Today’s market analysis on behalf of Michael Brown Senior Research Strategist at Pepperstone
16th January 2025
This morning’s UK GDP figures pointed to the economy having returned to growth in November, expanding by 0.1% MoM, snapping a run of back-to-back monthly contractions which had begun at the end of the third quarter. Clearly, though, such an anaemic pace of growth is hardly worth celebrating.
Furthermore, it remains important not to over-extrapolate from a single month’s worth of data, particularly with recent sentiment surveys continuing to point to a huge degree of pessimism, and caution, from businesses and consumers alike. This, though, is unlikely to show up in ‘hard’ data until figures for the early months of 2025 are released. Overall, risks to the UK outlook continue to tilt to the downside.
Furthermore, the figures do nothing to change the narrative in the grand scheme of things, in that the UK continues to grapple with a grim macroeconomic backdrop, of largely stagnant economic growth, combined with stubborn price pressures. On top of this, after the recent sell-off across the Gilt curve, Chancellor Reeves’s fiscal headroom has been all-but-eroded, likely leading to further tax hikes and/or spending cuts as 2025 progresses, thus posing a further stiff growth headwind.
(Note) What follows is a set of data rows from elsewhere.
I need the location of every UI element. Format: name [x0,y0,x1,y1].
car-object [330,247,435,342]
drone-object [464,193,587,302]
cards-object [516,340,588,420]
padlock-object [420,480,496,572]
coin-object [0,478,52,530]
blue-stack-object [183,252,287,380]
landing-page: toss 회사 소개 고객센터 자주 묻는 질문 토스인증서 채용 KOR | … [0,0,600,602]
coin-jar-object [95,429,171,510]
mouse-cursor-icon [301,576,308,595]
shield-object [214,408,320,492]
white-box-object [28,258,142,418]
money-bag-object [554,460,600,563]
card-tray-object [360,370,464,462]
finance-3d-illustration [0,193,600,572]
Consequently, 2025 is likely to remain a year of stagflation for the UK economy, permitting the Bank of England to ease policy only gradually, likely continuing with the present quarterly pace of 25bp cuts with another such move at the February meeting, though being unable to lower rates to support growth as much as policymakers may desire, owing to the sticky nature of underlying inflation within the UK economy.